BALÇİÇEK PAMİR VE YİĞİT BULUT'UN PROGRAMCI OLARAK ARTI VE EKSİLERİ NELER?

"Habertürk elemanlarından balçiçek pamir adlı bir programcı var.. enteresan bir bayan.."

Bir haber kanalına dâir

Televizyon kanalları çoğaldı.. bunlar kafalarına göre açık oturum tertipliyor, en hafif magazin mevzularından en ciddi, en hassas memleket meselelerine kadar pekçok bilimsel, sosyal ve ekonomik problemi ele alıyor, ehliyetli ehliyetsiz bir takım adamları çağırıp konuşturuyorlar.. bütün türkiye de onları takibediyor, seyrediyor ve fikir ediniyor.. onun için bu programları ve tertipleyicilerini tenkid etmekte, gerekirse takdir etmekte isabet vardır..

bugün haber kanallarından birisine, habertürk'e ait bazı tenkid ve temennizimizi dile getirmek istiyoruz..

* * *

habertürk elemanlarından balçiçek pamir adlı bir programcı var.. enteresan bir bayan.. konuştuğu kişilerin görüşlerine ters gelen tezleri ortaya atıyor.. hem de sorular halinde.. karşısındakini iyi konuşturuyor.. bu onun pozitif tarafı.. negatif tarafı ise, konuşturmak için çağırdığı kişilerden çok kendisinin konuşması.. bir de karşısındaki, can alacak bir noktayı açıklarken, sözünü kesip başka bir soruya geçiyor.. yahut bir reklam arası veriyor..

beyaz dişleriyle tanınan, bu sebeple "bayan diş" diye anılan balçiçek hanım geçen günkü proğramında "şimdi size önemli bir büyüğümü takdim edeceğim" diyerek mehmet altan'ı sahneye çıkardı..

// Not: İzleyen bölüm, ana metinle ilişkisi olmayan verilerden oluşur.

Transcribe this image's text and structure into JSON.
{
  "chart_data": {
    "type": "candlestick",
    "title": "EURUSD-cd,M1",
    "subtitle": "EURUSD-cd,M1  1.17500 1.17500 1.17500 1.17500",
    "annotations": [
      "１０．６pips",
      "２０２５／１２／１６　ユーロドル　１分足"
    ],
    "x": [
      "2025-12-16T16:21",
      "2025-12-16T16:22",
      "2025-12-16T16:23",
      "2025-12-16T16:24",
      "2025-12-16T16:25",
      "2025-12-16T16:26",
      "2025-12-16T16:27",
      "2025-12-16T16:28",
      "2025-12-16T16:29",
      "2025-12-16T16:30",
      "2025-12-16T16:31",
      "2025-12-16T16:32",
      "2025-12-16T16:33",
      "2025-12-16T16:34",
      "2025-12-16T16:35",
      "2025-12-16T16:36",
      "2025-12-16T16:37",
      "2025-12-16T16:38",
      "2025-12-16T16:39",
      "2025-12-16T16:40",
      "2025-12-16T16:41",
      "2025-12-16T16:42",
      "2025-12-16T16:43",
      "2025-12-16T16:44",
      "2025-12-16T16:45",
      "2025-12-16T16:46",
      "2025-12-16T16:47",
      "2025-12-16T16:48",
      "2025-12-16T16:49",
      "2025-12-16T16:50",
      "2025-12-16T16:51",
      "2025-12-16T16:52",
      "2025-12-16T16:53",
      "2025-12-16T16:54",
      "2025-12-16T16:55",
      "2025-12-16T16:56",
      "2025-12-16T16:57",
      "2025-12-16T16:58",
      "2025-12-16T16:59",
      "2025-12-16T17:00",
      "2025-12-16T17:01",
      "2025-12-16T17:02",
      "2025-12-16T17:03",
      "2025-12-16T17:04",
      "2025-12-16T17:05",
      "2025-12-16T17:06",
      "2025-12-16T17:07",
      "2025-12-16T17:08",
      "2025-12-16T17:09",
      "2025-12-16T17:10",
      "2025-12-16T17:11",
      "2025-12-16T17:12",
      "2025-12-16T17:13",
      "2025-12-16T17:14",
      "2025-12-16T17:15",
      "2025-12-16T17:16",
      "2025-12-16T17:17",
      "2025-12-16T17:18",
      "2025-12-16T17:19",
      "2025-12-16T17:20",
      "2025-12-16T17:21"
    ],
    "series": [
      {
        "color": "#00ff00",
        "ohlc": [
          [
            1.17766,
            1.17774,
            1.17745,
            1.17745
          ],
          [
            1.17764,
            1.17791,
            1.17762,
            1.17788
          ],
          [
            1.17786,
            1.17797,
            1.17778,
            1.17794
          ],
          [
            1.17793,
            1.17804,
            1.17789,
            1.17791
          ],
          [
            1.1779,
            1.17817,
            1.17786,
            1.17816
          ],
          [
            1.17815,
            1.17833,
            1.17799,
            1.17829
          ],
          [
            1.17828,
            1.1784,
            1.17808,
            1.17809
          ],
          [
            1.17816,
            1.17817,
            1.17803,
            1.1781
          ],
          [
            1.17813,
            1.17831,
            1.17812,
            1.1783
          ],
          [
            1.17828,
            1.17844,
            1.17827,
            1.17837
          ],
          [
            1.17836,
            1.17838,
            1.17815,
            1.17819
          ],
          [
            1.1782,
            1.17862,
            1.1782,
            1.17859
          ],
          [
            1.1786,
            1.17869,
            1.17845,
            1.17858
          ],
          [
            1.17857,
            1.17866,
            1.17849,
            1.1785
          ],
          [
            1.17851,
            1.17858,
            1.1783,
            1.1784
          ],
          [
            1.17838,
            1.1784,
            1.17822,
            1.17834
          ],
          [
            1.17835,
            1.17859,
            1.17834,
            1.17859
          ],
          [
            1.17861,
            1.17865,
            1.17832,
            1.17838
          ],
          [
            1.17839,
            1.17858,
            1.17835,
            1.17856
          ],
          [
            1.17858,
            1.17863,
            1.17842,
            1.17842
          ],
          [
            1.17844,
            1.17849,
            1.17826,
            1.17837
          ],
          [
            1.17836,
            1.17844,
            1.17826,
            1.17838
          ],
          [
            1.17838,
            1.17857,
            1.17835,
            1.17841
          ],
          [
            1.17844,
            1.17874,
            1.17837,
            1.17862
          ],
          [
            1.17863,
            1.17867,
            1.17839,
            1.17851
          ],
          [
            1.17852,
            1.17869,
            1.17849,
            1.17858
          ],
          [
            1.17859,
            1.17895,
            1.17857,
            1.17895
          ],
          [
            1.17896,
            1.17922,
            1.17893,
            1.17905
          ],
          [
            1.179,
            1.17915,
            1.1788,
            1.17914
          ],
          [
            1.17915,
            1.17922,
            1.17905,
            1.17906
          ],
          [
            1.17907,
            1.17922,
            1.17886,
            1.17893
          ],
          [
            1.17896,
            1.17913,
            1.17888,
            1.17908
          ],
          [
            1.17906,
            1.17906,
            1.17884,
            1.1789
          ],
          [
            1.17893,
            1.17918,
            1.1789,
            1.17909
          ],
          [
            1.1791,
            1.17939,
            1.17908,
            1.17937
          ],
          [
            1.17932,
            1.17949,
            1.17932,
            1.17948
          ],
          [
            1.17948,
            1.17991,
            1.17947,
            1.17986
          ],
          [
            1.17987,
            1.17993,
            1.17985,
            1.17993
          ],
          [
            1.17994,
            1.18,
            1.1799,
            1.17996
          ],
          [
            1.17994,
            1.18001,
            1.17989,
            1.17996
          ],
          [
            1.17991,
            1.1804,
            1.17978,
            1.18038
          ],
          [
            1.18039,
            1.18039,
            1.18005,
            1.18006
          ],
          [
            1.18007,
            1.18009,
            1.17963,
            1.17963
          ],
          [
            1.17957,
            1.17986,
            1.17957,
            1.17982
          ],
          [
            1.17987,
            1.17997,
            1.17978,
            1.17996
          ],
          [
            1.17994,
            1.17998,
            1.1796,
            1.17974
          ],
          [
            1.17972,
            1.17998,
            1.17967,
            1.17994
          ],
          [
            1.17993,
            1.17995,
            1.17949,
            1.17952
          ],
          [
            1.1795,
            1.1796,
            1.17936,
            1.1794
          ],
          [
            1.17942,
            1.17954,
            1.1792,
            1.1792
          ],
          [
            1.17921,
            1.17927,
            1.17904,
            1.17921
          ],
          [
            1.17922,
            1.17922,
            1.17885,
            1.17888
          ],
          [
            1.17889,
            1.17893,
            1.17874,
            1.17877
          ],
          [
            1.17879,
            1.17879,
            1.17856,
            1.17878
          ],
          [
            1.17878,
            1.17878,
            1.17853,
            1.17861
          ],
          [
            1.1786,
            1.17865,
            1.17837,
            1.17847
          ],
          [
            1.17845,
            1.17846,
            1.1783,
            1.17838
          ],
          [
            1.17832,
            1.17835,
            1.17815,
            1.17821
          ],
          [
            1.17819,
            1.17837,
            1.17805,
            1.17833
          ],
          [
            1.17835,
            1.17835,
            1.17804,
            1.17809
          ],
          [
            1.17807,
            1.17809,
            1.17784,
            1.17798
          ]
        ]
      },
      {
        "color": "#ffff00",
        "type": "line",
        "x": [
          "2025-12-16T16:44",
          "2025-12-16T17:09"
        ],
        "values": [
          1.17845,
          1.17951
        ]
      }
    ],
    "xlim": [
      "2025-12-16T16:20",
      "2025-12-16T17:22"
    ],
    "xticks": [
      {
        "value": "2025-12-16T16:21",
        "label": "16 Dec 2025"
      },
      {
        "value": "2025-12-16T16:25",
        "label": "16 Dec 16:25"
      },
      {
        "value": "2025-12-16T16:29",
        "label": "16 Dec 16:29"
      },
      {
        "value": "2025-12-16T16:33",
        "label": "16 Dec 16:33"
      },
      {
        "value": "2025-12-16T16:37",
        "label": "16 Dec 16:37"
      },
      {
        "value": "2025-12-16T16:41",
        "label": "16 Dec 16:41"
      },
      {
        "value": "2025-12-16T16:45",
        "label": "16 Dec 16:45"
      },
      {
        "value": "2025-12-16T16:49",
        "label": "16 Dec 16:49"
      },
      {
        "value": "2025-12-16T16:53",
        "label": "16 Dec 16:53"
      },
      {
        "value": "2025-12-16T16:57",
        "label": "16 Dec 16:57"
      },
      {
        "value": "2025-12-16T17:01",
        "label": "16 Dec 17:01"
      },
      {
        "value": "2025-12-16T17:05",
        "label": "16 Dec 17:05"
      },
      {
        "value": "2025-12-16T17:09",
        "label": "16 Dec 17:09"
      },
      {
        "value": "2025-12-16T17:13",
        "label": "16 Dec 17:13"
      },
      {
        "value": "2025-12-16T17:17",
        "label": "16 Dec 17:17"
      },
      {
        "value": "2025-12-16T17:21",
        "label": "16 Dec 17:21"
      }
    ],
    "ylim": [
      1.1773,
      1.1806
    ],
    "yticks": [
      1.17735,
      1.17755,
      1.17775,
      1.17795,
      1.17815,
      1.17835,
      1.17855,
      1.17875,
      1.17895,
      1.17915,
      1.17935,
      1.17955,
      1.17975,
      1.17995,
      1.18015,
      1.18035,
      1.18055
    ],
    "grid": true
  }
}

doğrusu ben bu büyüğüm sıfatını iyi anlayamadım.. evvelâ, bayan balçiçek mehmet altan'a büyüğüm diyecek kadar küçük sayılmaz.. sonra mehmet altan'ın saçı sakalı, henüz büyük olmaya yetecek kadar ağarmış değil!..

ikinci cumhuriyet büyüklerinden olduğunu söylemek istiyorsa o başka!...

iyi ama; sayın altan'a büyüğüm diye hitabederse çetin altan'a ne demesi gerekir.. doğrusu keşfedemedim.. "büyüğümün büyüğü" mü diyecek dersiniz..

bir mesele daha var: o da, ahmet altan'dan bahsederken ne söyleyecek.. "büyüğümün bir üst büyüğü" mü diyecek, yoksa "büyüğümün az büyüğü" mü?

belki de "büyüğümün büyüğü ile büyüğüm arasındaki büyüğüm" diye anması gerekecek..

balçiçek hanımın ağzından dökülen bu nazik ifade, yerine oturmadığı için görüyorsunuz nasıl karışık çağrışımlara yol açıyor.. bununla beraber teslim etmek gerekir ki, yaptığı işi magazinleştirmiyor.. felsefe, sosyoloji ve edebiyat vadilerinde satıhta kalsa da dili işlektir.. geçenlerde ağzından "ezcümle" kelimesi çıktı.. bu eski edatı bugün kullanabilen yaşlı ademler bile kalmadı.. fakat bayan balçiçek, mülakat yaparken objektif davranmıyor, hep kendi görüşlerinin öne çıkmasına çalışıyor, konuşmanın seyrini buna göre yönlendiriyor..

mülâkatçının, konuştuğu kişiye sansür koymaması gerekir.. konuşan adam rahat olmalı, bir noktayı açıklarken başka soruya veya reklam arası müdahalelere maruz bırakılmamalı..

* * *

yiğit bulut'a

doğrusunu söylemek lazım gelirse her konuşmacıya konuşma hakkı veriyorsunuz.. ama bazen de sözünü tamamlamadan başkasına söz veriyorsunuz veya reklam arası yapıyorsunuz.. en büyük noksanınız, konuşmacıların sıra ile konuşmasını ve birbirlerini dinlemesini sağlamakta gösterdiğiniz sessizliktir.. açık oturum idare etmekte dikkat edilecek en önemli husus, ele alınan konunun idareci tarafından iyi tetkik edilmesi, konuya ait parçaların ve problemlerin iyi ayırdedilmesi ve bunların sıra ile müzakereye sunulmasıdır.. hattâ detayların ve soruların daha evvelden konuşmacılara bildirilmesinde sayısız faydalar vardır..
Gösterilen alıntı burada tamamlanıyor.